„Ski-Mambo“, „Innenski-Charleston“ oder „Fröhliche Schussfahrt“: Die kreativen Wortschöpfungen der Musikstücke auf der 1977 erschienenen Langspielplatte „Die neue Tele-Ski-Gymnastik“ suggerieren den Zuhörern, dass sie sich mit Hilfe dieses Trainingsprogramms „fit für die Piste“ trimmen könnten. Das Konzept der Platte war einfach: Auf der ersten Seite der LP wurden Ski-Neulinge an die grundlegenden Bewegungsabläufe dieser Sportart herangeführt. Die zweite Plattenseite richtete sich an fortgeschrittene Skifahrer, deren Muskeln, Bänder und Gelenke während der langen Sommerpause eingerostet waren. Mithilfe des musikalischen Potpourris im swingenden Bigband-Sound von Max Greger konnten sie sich jene Kondition antrainieren, die sie für die rasante Abfahrt im frischen Pulverschnee benötigten. So zumindest versprach es der Text auf der Rückseite des Covers: „Skigymnastik heißt vorbeugen und fit bleiben.“
Mit Skigymnastik gegen den Skiunfall
Hinter dem sportlichen Bewegungsprogramm steckte ein Mann namens Manfred Vorderwülbecke. Der geprüfte Sportlehrer und Leiter einer Skischule kam 1966 zum Bayerischen Rundfunk, wo man ihm die Erarbeitung eines neuartigen Fernsehformats mit dem Titel „Skigymnastik“ übertrug. Das Konzept sah 13 Folgen zu je 15 Minuten vor, die rechtzeitig vor der Skisaison beginnen sollten. Die Sendung war ein Publikumshit, erlebte mehrere Neuauflagen und passte sich dabei stets den aktuellen Skitrends an. Ab 1972 erschienen die Übungen der „Tele-Skigymnastik” auch auf Schallplatte. Für die Ausgabe von 1977 gewann man die damals bekannteste deutsche Skirennläuferin als Co-Moderatorin – Rosi Mittermaier. Die Verpflichtung von Mittermaier und der berühmt-berüchtigte „Abfahrtstest“ am Ende jeder Folge, bei dem die Zuschauer zwei Minuten lang in der Abfahrtshocke eine Fahrt über damals angesagte Weltcup-Pisten durchzustehen hatten, machten Sendung und Schallplatte von 1977 zum Straßenfeger – und später zum Kult. Wie aber erklärt sich der Erfolg und die Breitenwirkung einer Fernsehsendung wie der „Tele-Skigymnastik“? Diese Frage führt zur damaligen Bedeutung des Skisports und letztlich zur Diskussion der damit verbundenen Verletzungsrisiken.

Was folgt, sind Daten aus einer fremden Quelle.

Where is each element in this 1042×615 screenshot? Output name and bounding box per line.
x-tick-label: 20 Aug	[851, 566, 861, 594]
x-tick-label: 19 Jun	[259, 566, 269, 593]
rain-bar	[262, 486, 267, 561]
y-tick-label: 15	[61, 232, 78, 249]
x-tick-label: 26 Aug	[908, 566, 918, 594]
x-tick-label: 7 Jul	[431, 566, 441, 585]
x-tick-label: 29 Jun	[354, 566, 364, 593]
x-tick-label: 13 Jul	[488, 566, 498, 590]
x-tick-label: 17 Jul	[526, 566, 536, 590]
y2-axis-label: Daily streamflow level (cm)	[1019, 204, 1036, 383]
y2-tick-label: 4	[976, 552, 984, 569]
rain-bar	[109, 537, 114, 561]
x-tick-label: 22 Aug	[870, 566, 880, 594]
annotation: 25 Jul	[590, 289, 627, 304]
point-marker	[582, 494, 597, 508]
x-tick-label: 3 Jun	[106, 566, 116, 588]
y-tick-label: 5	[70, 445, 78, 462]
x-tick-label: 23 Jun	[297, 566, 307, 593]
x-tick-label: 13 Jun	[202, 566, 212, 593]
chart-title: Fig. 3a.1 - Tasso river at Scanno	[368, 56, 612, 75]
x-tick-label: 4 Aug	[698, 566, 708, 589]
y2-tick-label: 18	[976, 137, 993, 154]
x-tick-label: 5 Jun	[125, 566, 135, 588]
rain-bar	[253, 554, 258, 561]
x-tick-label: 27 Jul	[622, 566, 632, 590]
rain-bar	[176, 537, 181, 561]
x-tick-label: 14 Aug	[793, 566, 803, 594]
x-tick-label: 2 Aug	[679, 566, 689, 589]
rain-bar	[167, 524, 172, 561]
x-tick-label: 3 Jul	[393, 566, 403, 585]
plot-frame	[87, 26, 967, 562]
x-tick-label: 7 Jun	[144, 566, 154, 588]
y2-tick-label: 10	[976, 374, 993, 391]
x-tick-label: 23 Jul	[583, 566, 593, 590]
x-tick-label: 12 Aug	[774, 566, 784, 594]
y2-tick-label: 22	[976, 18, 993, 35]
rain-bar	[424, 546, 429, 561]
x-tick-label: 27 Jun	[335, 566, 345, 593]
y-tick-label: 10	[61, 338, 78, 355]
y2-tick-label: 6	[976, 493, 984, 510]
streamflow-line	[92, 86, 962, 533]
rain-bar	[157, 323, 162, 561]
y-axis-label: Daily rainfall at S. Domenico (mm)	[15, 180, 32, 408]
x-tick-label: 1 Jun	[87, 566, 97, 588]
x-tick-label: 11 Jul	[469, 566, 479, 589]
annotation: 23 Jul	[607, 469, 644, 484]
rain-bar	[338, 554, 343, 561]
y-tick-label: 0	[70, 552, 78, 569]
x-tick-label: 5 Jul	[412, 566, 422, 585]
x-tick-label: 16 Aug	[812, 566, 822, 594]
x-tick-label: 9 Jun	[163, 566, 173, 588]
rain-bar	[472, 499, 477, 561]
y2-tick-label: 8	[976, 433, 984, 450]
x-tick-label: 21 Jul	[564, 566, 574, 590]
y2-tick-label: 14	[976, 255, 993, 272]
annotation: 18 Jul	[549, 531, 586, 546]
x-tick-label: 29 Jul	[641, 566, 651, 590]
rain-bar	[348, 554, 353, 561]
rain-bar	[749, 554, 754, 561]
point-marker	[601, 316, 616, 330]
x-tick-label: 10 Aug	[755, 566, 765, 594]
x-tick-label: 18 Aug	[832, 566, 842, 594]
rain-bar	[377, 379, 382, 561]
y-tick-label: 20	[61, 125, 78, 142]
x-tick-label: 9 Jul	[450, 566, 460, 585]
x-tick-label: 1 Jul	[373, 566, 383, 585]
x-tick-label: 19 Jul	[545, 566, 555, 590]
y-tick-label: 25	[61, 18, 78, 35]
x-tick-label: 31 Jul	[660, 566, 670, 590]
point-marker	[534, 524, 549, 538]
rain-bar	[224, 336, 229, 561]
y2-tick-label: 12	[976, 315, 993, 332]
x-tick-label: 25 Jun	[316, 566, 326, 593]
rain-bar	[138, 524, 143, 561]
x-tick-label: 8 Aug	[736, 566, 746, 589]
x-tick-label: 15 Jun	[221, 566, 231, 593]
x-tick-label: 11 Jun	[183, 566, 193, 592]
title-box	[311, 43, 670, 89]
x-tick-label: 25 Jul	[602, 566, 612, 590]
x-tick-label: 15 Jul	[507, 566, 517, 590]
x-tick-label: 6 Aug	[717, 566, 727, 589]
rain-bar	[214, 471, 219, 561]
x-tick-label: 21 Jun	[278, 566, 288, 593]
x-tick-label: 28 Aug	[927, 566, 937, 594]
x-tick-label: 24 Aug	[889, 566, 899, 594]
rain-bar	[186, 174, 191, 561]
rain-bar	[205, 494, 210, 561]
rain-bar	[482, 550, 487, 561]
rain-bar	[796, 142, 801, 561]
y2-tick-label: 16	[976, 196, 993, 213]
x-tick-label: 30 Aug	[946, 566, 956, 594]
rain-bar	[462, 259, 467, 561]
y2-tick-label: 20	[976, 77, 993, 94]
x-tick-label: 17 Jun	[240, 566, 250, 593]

Skifahren als Massenphänomen
In den 1960er Jahren war Skifahren für einen Großteil der Bevölkerung zur Selbstverständlichkeit geworden. Das wirkte sich auch auf die Zahl der Skiunfälle aus. Sportmediziner und Unfallchirurgen beklagten, dass immer mehr Menschen auf die Pisten drängten, die wegen der Automatisierung der Arbeitswelt und der Zunahme von sitzenden Tätigkeiten den Anstrengungen des Skifahrens physisch gar nicht mehr gewachsen wären. Zudem machten sie die mechanischen Aufstiegshilfen für die steigende Zahl an Verletzungen verantwortlich. „Da man heute den Skifahrern fast überall mit Seilbahn oder Sessellift entgegenkommt, glauben viele, der moderne Schilauf sei völlig mühelos“, merkte etwa ein Sportmediziner Mitte der 1960er Jahre kritisch an. Die Folge wären schwere Stürze mit Verrenkungen, Zerrungen und Knochenbrüchen.
Ski-Traumatologen begrüßten daher jede präventive Maßnahme zur Verminderung von Unfällen im Wintersport. Skigymnastik war für sie die einfachste und kostengünstigste Unfallprophylaxe. Die gymnastischen Vorübungen versprachen, durch gezielte Kräftigung der Oberschenkelmuskulatur sowie durch Schulung der Geschicklichkeit und der Kondition die Gefahr von Skiunfällen durch Ermüdung oder falschen Reaktionen im Falle eines Sturzes zu minimieren.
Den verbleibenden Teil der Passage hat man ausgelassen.